The approvals mark a major milestone in the bloc’s effort to establish a single, harmonized rulebook for digital assets across its 30-country economic area.
According to a July 7 update from Patrick Hansen, Director of EU Strategy & Policy at stablecoin issuer Circle, the latest data includes 14 licensed issuers of electronic money tokens (EMTs) and 39 crypto-asset service providers (CASPs).
These companies can now legally offer services across the EU through regulatory “passporting,” eliminating the need to obtain licenses in each member state.

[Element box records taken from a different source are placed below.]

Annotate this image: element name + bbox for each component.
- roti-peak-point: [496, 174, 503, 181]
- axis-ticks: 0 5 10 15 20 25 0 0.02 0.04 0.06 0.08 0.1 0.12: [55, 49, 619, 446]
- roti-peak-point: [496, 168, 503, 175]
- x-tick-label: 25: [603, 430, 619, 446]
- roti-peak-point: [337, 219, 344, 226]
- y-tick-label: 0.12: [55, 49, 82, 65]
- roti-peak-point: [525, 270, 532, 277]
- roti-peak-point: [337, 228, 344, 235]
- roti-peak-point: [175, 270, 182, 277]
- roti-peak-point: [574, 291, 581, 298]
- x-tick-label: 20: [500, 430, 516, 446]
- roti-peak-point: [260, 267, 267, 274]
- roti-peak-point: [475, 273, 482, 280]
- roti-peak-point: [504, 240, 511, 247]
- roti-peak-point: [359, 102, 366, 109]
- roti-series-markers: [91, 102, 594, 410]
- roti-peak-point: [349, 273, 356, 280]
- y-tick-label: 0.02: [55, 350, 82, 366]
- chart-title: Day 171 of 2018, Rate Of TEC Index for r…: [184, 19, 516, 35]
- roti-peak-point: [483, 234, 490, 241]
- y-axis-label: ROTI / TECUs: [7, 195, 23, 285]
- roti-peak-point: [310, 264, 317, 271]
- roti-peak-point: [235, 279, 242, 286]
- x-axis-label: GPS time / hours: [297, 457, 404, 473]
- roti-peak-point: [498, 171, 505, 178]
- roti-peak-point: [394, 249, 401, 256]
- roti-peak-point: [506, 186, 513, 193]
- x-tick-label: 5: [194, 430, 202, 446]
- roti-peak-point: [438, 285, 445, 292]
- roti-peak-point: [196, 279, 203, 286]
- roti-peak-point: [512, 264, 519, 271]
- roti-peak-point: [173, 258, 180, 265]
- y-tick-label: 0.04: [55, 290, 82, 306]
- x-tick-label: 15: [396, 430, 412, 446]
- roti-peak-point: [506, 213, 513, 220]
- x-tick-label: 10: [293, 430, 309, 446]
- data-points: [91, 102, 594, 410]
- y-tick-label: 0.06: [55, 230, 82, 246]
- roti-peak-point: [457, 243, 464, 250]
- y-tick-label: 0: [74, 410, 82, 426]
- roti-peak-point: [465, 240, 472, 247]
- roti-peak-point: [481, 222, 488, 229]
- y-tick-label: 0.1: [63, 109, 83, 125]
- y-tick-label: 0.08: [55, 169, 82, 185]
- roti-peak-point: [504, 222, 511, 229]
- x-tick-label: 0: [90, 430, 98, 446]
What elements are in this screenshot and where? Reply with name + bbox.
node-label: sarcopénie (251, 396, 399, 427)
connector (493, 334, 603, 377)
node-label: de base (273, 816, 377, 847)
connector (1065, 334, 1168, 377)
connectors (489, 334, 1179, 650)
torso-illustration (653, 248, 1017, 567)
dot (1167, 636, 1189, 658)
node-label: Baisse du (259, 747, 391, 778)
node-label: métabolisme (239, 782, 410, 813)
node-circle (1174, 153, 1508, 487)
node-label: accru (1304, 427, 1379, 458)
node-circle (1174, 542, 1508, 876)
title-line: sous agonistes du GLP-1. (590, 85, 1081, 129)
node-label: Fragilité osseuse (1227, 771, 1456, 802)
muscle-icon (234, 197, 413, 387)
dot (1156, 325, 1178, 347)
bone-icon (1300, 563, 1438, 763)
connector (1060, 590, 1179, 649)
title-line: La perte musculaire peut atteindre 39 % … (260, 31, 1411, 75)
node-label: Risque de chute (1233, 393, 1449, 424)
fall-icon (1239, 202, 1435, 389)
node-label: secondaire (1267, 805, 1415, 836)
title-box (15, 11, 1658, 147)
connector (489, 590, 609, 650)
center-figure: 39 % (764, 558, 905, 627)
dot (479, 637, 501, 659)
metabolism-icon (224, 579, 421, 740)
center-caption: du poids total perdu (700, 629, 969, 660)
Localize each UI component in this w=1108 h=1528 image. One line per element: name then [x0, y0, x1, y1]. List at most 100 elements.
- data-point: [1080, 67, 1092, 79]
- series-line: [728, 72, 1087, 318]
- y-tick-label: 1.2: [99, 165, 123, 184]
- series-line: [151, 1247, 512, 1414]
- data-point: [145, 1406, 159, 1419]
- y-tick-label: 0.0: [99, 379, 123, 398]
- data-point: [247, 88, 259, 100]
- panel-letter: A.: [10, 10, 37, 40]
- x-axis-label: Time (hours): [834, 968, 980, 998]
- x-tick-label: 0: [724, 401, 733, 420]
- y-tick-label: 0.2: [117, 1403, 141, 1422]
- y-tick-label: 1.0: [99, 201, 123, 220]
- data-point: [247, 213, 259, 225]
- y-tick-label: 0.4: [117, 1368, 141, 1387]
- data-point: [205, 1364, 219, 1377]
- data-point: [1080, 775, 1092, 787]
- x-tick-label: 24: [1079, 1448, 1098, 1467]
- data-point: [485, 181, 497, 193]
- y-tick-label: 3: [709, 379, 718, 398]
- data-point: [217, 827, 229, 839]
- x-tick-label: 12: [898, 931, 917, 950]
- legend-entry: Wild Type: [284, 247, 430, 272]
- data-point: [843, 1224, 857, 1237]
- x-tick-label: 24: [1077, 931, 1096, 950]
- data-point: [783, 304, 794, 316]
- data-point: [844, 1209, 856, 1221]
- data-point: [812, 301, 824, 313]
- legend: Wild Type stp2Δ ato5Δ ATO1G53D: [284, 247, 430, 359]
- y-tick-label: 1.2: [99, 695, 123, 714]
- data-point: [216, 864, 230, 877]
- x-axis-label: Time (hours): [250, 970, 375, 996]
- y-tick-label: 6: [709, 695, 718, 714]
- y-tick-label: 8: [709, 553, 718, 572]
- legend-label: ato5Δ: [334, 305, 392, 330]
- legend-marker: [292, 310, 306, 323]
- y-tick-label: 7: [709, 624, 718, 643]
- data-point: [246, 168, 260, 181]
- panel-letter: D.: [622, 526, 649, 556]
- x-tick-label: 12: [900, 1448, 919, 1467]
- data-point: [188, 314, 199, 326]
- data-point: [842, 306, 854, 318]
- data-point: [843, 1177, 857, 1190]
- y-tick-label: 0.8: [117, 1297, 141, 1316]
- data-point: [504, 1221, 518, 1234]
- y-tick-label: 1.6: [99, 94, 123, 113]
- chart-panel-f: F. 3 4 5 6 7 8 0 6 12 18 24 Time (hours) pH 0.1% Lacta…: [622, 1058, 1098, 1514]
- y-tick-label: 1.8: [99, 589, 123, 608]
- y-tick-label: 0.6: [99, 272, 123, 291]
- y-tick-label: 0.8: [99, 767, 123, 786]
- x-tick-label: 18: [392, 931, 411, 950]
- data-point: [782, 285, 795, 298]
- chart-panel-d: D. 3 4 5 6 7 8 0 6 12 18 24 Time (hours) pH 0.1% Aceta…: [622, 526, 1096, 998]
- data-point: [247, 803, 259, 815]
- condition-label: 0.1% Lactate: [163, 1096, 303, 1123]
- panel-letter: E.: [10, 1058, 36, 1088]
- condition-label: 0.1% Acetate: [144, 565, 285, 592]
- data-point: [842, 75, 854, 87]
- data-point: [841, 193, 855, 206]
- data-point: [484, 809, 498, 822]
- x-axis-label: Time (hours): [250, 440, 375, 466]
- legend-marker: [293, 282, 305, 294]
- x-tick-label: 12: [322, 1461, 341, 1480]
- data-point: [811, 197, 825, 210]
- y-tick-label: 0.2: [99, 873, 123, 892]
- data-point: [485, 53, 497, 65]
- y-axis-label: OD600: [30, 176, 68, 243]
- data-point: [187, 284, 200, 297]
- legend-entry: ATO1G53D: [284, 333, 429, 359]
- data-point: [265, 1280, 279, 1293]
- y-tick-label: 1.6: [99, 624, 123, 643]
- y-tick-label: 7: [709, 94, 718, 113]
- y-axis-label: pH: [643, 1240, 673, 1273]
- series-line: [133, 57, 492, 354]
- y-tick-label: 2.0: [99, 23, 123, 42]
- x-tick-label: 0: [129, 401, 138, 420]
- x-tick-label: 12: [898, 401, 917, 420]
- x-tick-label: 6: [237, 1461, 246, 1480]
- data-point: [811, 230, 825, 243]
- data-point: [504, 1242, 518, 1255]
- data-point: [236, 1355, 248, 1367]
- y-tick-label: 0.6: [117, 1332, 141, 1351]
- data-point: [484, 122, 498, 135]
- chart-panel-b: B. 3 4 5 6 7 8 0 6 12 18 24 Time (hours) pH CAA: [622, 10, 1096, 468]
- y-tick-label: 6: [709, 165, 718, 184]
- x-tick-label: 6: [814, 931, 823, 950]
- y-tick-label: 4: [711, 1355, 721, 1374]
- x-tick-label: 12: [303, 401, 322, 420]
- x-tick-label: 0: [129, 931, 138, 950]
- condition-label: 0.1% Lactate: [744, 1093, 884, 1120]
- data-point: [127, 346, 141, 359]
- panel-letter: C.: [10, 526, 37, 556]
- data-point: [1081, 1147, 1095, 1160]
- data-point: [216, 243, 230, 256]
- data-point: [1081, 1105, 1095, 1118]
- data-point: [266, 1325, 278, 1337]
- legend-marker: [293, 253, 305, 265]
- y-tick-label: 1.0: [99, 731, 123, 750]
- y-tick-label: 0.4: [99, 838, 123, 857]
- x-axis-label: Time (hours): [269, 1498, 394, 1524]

The 14 stablecoin issuers are based in seven EU countries: France, Germany, Malta, the Netherlands, Czech Republic, Finland, and Lithuania.
Collectively, they are authorized to issue 20 fiat-backed tokens, including 12 pegged to the euro, seven to the U.S. dollar, and one to the Czech koruna. Malta and the Netherlands are among the most active jurisdictions, with three EMT issuers each.
The list of 39 licensed CASPs spans nine countries, led by Germany with 12 and the Netherlands with 11.
The approved firms represent a cross-section of the industry, including traditional financial institutions such as BBVA, Clearstream and CACEIS; fintech players like N26, eToro, and Robinhood; and crypto-native firms such as Coinbase, Kraken, Bitpanda, OKX, and Bitstamp.
MiCA officially came into force on December 30, 2024, establishing the world’s first comprehensive legal framework for crypto-assets.
The law covers licensing requirements, consumer protection, and disclosures for both service providers and token issuers. It also includes specific provisions for stablecoins and asset-referenced tokens (ARTs).
To date, however, no ART issuers have been authorized, signaling what Hansen described as a “clear lack of market demand” for these instruments.
Additionally, around 30 whitepapers have been filed under MiCA’s Title II framework for major crypto-assets such as Bitcoin and Ethereum, reflecting growing interest in regulatory-compliant token listings.
Regulatory enforcement is ramping up as well. More than 35 firms have been flagged as non-compliant CASPs, with Italy’s CONSOB leading the scrutiny.
Transition periods for MiCA compliance have now expired in several EU member states, including the Netherlands, Poland, Hungary, Latvia, Slovenia, and Finland. The Dutch Authority for the Financial Markets (AFM) has emerged as one of the most proactive regulators in issuing licenses.
As more companies seek MiCA authorization to access the broader EU market, regulators are preparing for an influx of applications in the coming months.
The next official update is expected in September, marking the regulation’s nine-month milestone.